Dlaczego zaangażował się pan w kampanię PO?

Bo mam 85 lat i chcę końcówkę swojego życia spędzić w kraju normalnym i przewidywalnym. Nie chciałbym także, by wstydził się za mnie mój syn. Nie chce mi się już wyjaśniać moim przyjaciołom z zagranicy, co się dzieje w Polsce. Oni naszej polityki nie rozumieją. Nie mam zamiaru patrzeć, jak jedna rodzina niszczy kraj. Zdradzę, że gdy dowiedziałem się o tym, że Bogdan Borusewicz wybrał start do parlamentu z list PO, wysłałem mu list z gratulacjami. Co do premiera, to w swoim życiu podobno był raz za granicą w toalecie we Frankfurcie. Mówię podobno, bo być może był tam dwa razy. Zresztą nawet gdyby był na pięciu wycieczkach z Orbisem czy Gromadą, nie powinien zajmować się sprawami zagranicznymi. Polska staje się ubogim krewnym Unii. I zaryzykuję twierdzenie, że gdyby Polska teraz ubiegała się o członkostwo w UE, to byśmy do niej nie weszli.

Zamierza pan wrócić czynnie do życia politycznego?

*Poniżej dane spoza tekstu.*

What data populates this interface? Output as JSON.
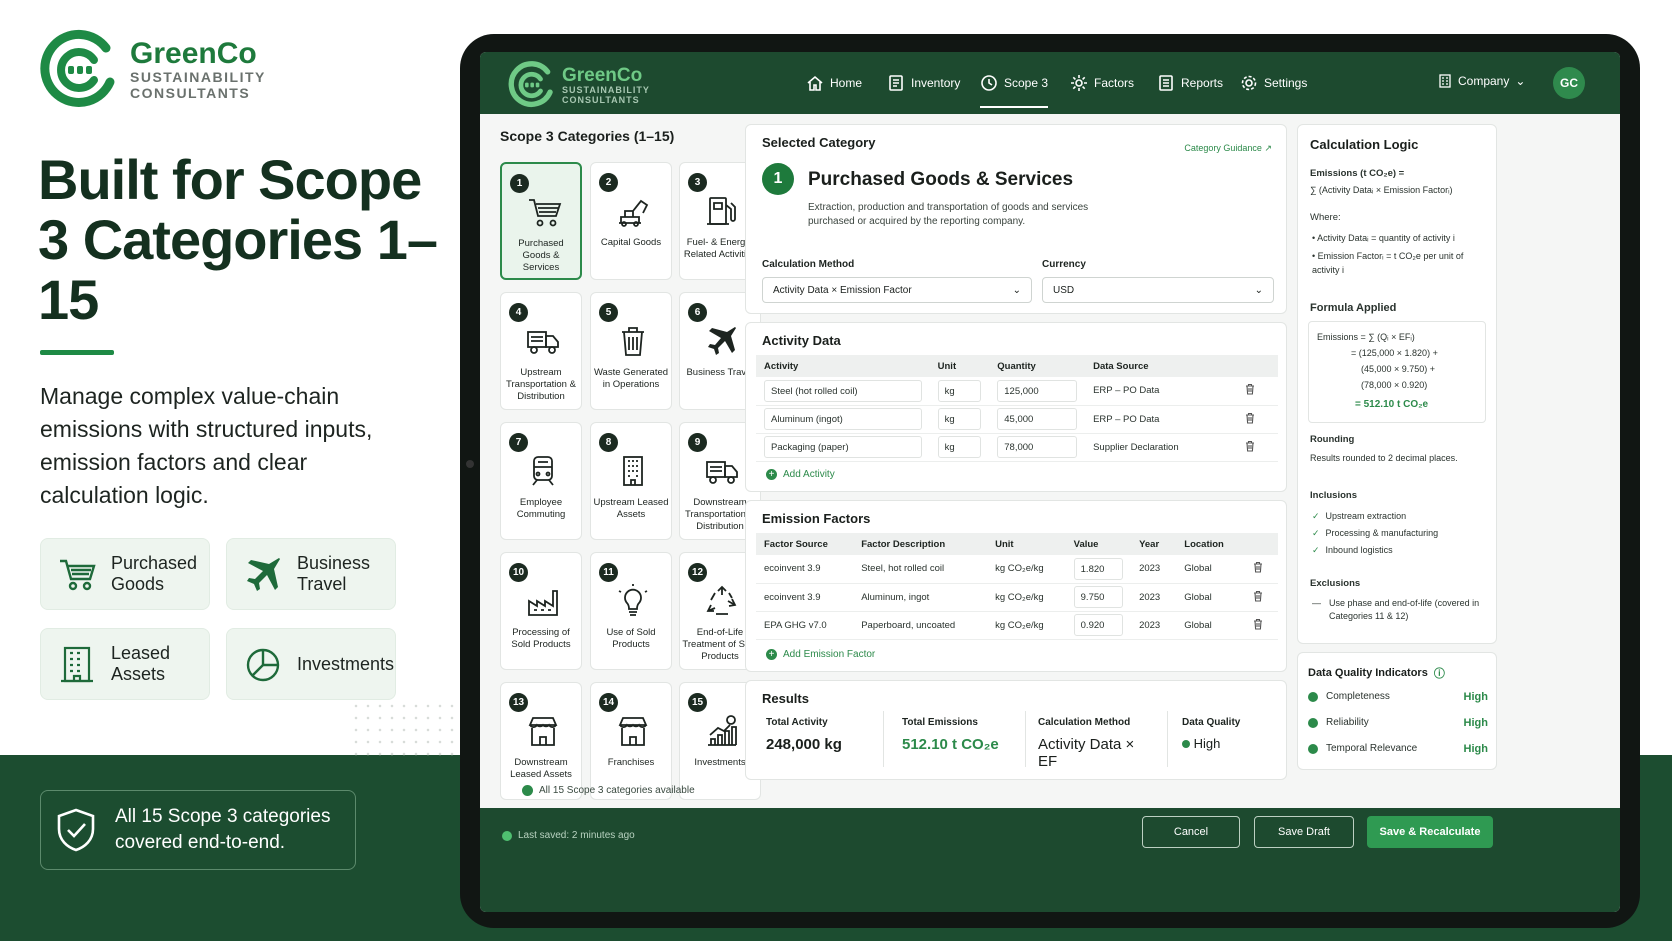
{
  "brand": {
    "name": "GreenCo",
    "sub1": "SUSTAINABILITY",
    "sub2": "CONSULTANTS"
  },
  "hero": {
    "headline": "Built for Scope 3 Categories 1–15",
    "description": "Manage complex value-chain emissions with structured inputs, emission factors and clear calculation logic."
  },
  "features": [
    {
      "label": "Purchased Goods",
      "icon": "cart-icon"
    },
    {
      "label": "Business Travel",
      "icon": "airplane-icon"
    },
    {
      "label": "Leased Assets",
      "icon": "building-icon"
    },
    {
      "label": "Investments",
      "icon": "pie-chart-icon"
    }
  ],
  "coverage": "All 15 Scope 3 categories covered end-to-end.",
  "nav": {
    "items": [
      "Home",
      "Inventory",
      "Scope 3",
      "Factors",
      "Reports",
      "Settings"
    ],
    "active": "Scope 3",
    "company": "Company",
    "avatar": "GC"
  },
  "categories": {
    "title": "Scope 3 Categories (1–15)",
    "footer": "All 15 Scope 3 categories available",
    "items": [
      {
        "n": "1",
        "label": "Purchased Goods & Services",
        "icon": "cart-icon"
      },
      {
        "n": "2",
        "label": "Capital Goods",
        "icon": "excavator-icon"
      },
      {
        "n": "3",
        "label": "Fuel- & Energy-Related Activities",
        "icon": "fuel-pump-icon"
      },
      {
        "n": "4",
        "label": "Upstream Transportation & Distribution",
        "icon": "truck-icon"
      },
      {
        "n": "5",
        "label": "Waste Generated in Operations",
        "icon": "trash-icon"
      },
      {
        "n": "6",
        "label": "Business Travel",
        "icon": "airplane-icon"
      },
      {
        "n": "7",
        "label": "Employee Commuting",
        "icon": "train-icon"
      },
      {
        "n": "8",
        "label": "Upstream Leased Assets",
        "icon": "building-icon"
      },
      {
        "n": "9",
        "label": "Downstream Transportation & Distribution",
        "icon": "truck-icon"
      },
      {
        "n": "10",
        "label": "Processing of Sold Products",
        "icon": "factory-icon"
      },
      {
        "n": "11",
        "label": "Use of Sold Products",
        "icon": "lightbulb-icon"
      },
      {
        "n": "12",
        "label": "End-of-Life Treatment of Sold Products",
        "icon": "recycle-icon"
      },
      {
        "n": "13",
        "label": "Downstream Leased Assets",
        "icon": "store-icon"
      },
      {
        "n": "14",
        "label": "Franchises",
        "icon": "store-icon"
      },
      {
        "n": "15",
        "label": "Investments",
        "icon": "growth-chart-icon"
      }
    ]
  },
  "selected": {
    "heading": "Selected Category",
    "guidance": "Category Guidance",
    "num": "1",
    "title": "Purchased Goods & Services",
    "desc": "Extraction, production and transportation of goods and services purchased or acquired by the reporting company.",
    "method_label": "Calculation Method",
    "method": "Activity Data × Emission Factor",
    "currency_label": "Currency",
    "currency": "USD"
  },
  "activity": {
    "title": "Activity Data",
    "headers": [
      "Activity",
      "Unit",
      "Quantity",
      "Data Source"
    ],
    "rows": [
      [
        "Steel (hot rolled coil)",
        "kg",
        "125,000",
        "ERP – PO Data"
      ],
      [
        "Aluminum (ingot)",
        "kg",
        "45,000",
        "ERP – PO Data"
      ],
      [
        "Packaging (paper)",
        "kg",
        "78,000",
        "Supplier Declaration"
      ]
    ],
    "add": "Add Activity"
  },
  "factors": {
    "title": "Emission Factors",
    "headers": [
      "Factor Source",
      "Factor Description",
      "Unit",
      "Value",
      "Year",
      "Location"
    ],
    "rows": [
      [
        "ecoinvent 3.9",
        "Steel, hot rolled coil",
        "kg CO₂e/kg",
        "1.820",
        "2023",
        "Global"
      ],
      [
        "ecoinvent 3.9",
        "Aluminum, ingot",
        "kg CO₂e/kg",
        "9.750",
        "2023",
        "Global"
      ],
      [
        "EPA GHG v7.0",
        "Paperboard, uncoated",
        "kg CO₂e/kg",
        "0.920",
        "2023",
        "Global"
      ]
    ],
    "add": "Add Emission Factor"
  },
  "results": {
    "title": "Results",
    "total_activity_label": "Total Activity",
    "total_activity": "248,000 kg",
    "total_emissions_label": "Total Emissions",
    "total_emissions": "512.10 t CO₂e",
    "method_label": "Calculation Method",
    "method": "Activity Data × EF",
    "quality_label": "Data Quality",
    "quality": "High"
  },
  "logic": {
    "title": "Calculation Logic",
    "formula1": "Emissions (t CO₂e) =",
    "formula2": "∑ (Activity Dataᵢ × Emission Factorᵢ)",
    "where": "Where:",
    "w1": "Activity Dataᵢ = quantity of activity i",
    "w2": "Emission Factorᵢ = t CO₂e per unit of activity i",
    "applied_title": "Formula Applied",
    "applied": [
      "Emissions = ∑ (Qᵢ × EFᵢ)",
      "= (125,000 × 1.820) +",
      "(45,000 × 9.750) +",
      "(78,000 × 0.920)",
      "= 512.10 t CO₂e"
    ],
    "rounding_title": "Rounding",
    "rounding": "Results rounded to 2 decimal places.",
    "inclusions_title": "Inclusions",
    "inclusions": [
      "Upstream extraction",
      "Processing & manufacturing",
      "Inbound logistics"
    ],
    "exclusions_title": "Exclusions",
    "exclusion": "Use phase and end-of-life (covered in Categories 11 & 12)"
  },
  "dq": {
    "title": "Data Quality Indicators",
    "rows": [
      [
        "Completeness",
        "High"
      ],
      [
        "Reliability",
        "High"
      ],
      [
        "Temporal Relevance",
        "High"
      ]
    ]
  },
  "footer": {
    "saved": "Last saved: 2 minutes ago",
    "cancel": "Cancel",
    "draft": "Save Draft",
    "save": "Save & Recalculate"
  },
  "colors": {
    "brand_dark": "#1d4a2f",
    "brand_green": "#2c8a4a"
  }
}
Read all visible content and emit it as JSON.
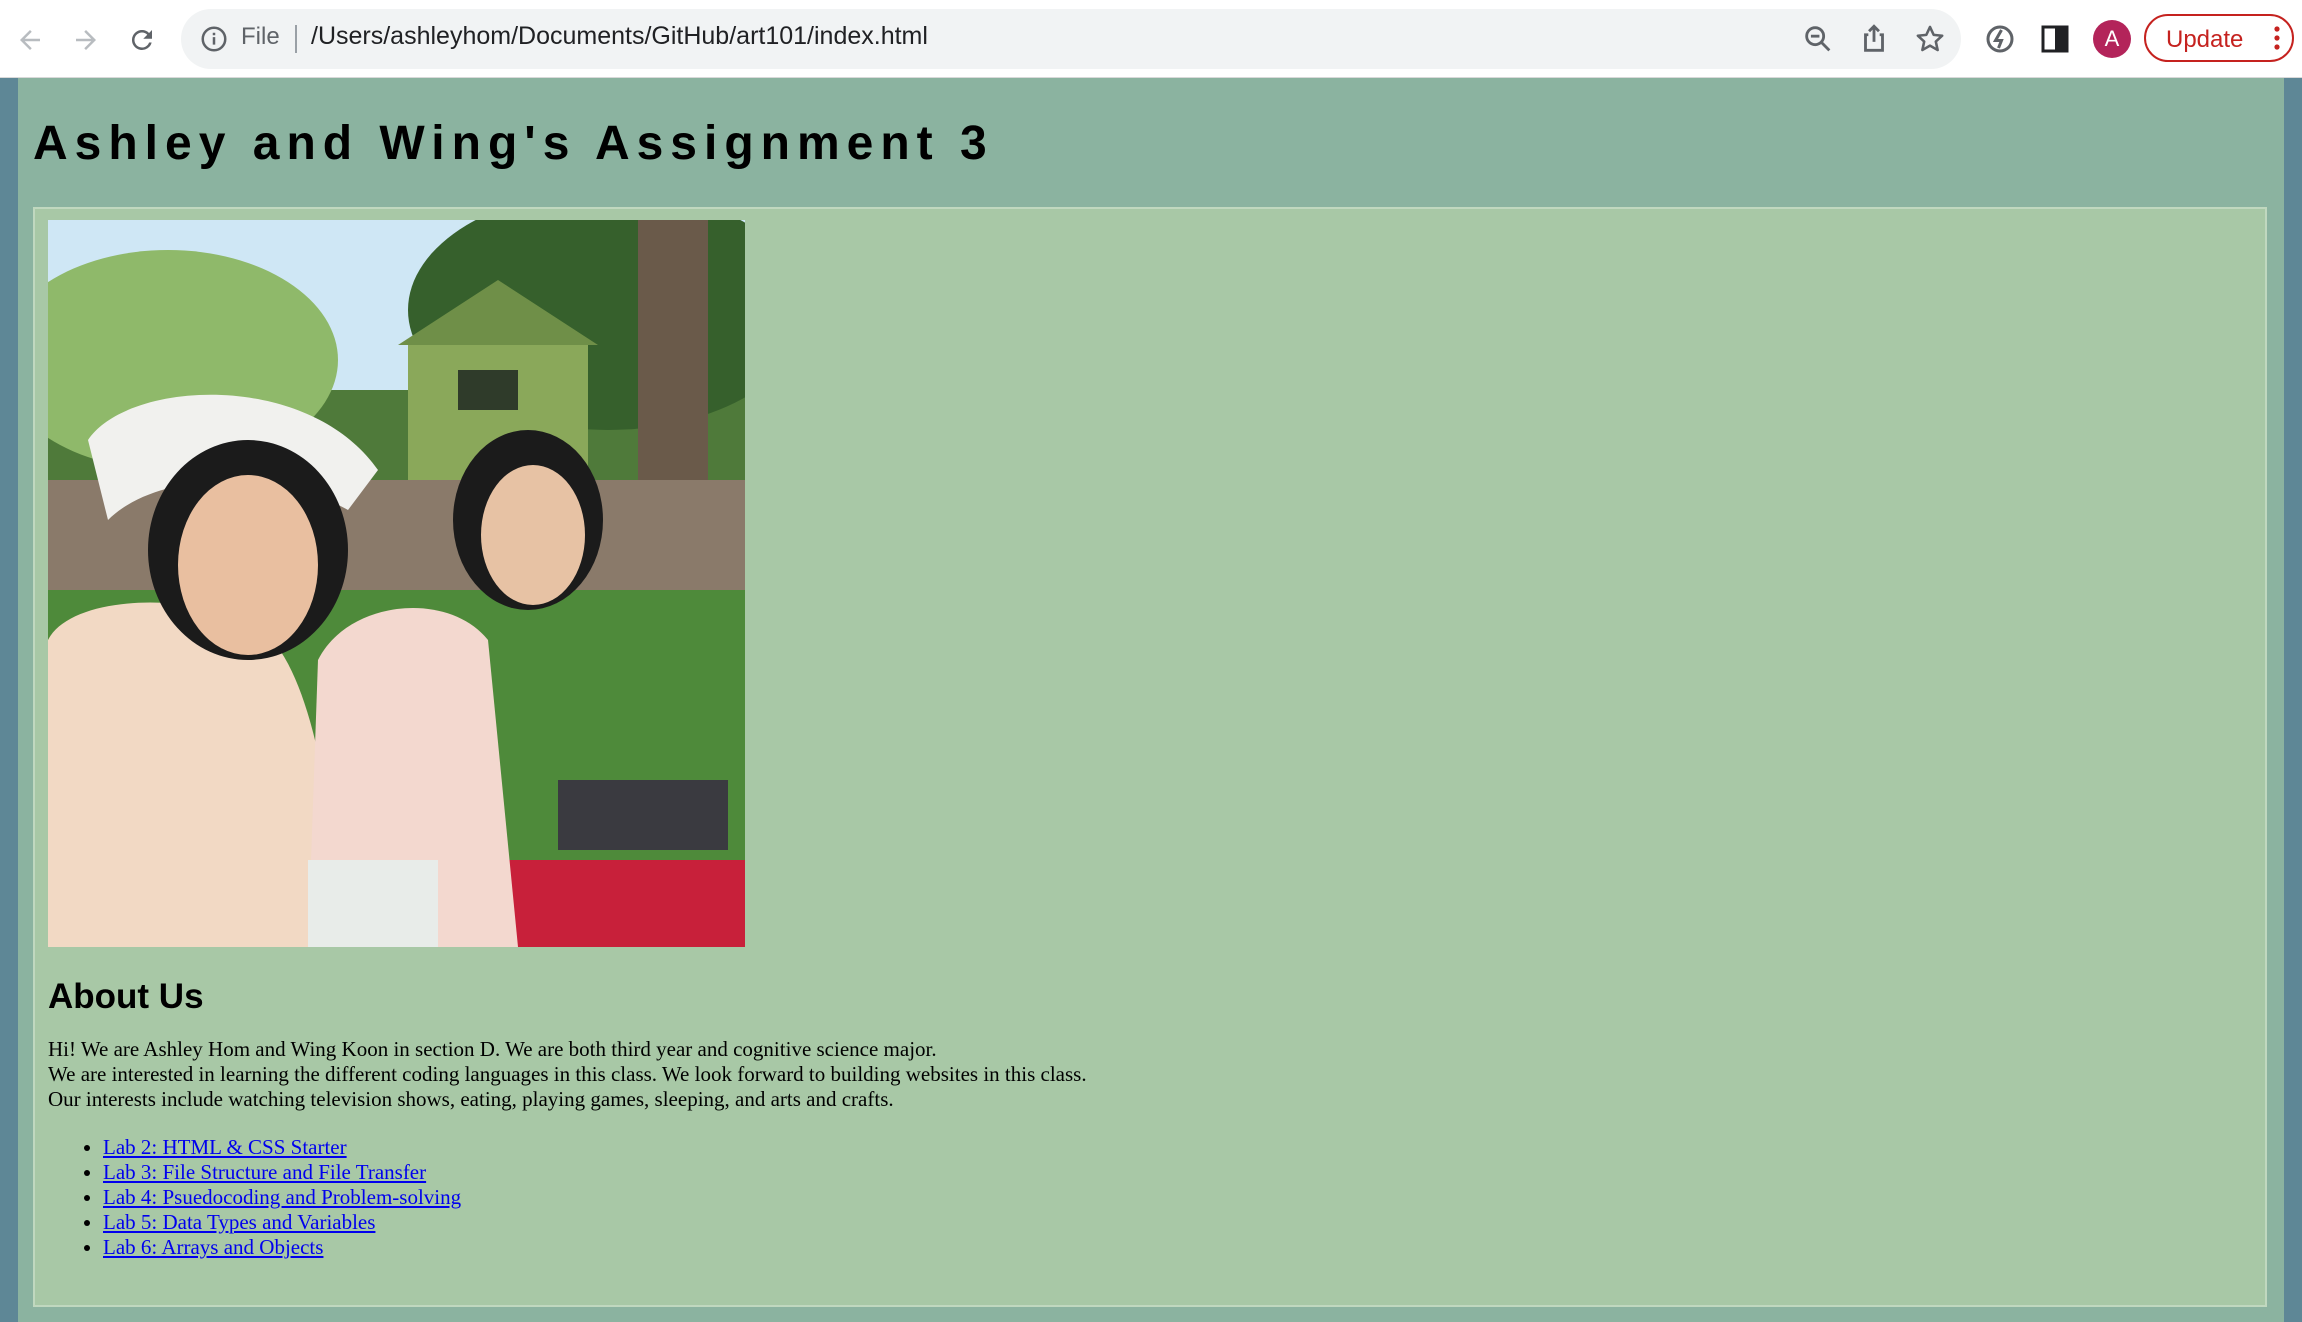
{
  "browser": {
    "url_scheme_label": "File",
    "url": "/Users/ashleyhom/Documents/GitHub/art101/index.html",
    "profile_initial": "A",
    "update_label": "Update",
    "icons": [
      "back-arrow-icon",
      "forward-arrow-icon",
      "reload-icon",
      "info-icon",
      "zoom-out-icon",
      "share-icon",
      "star-icon",
      "extensions-icon",
      "side-panel-icon",
      "more-vert-icon"
    ],
    "colors": {
      "update_accent": "#c5221f",
      "avatar": "#b3245a"
    }
  },
  "page": {
    "title": "Ashley and Wing's Assignment 3",
    "colors": {
      "outer": "#5e8796",
      "body": "#8bb3a0",
      "panel": "#a8c8a6",
      "link": "#0000ee"
    },
    "about": {
      "heading": "About Us",
      "lines": [
        "Hi! We are Ashley Hom and Wing Koon in section D. We are both third year and cognitive science major.",
        "We are interested in learning the different coding languages in this class. We look forward to building websites in this class.",
        "Our interests include watching television shows, eating, playing games, sleeping, and arts and crafts."
      ]
    },
    "labs": [
      "Lab 2: HTML & CSS Starter",
      "Lab 3: File Structure and File Transfer",
      "Lab 4: Psuedocoding and Problem-solving",
      "Lab 5: Data Types and Variables",
      "Lab 6: Arrays and Objects"
    ]
  }
}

W moim wieku to już chyba w wymiarze transcendentalnym, chociaż tam akurat czeka na mnie bardzo doborowe towarzystwo. Gdyby jednak przyszły premier zaproponował mi stanowisko doradcy ds. zagranicznych, to zapewne bym nie odmówił. To by było bardzo szlachetne paść w biegu. Może udałoby się przekonać Europę, że dwa ostatnie lata rządu w Polsce to był tylko incydent?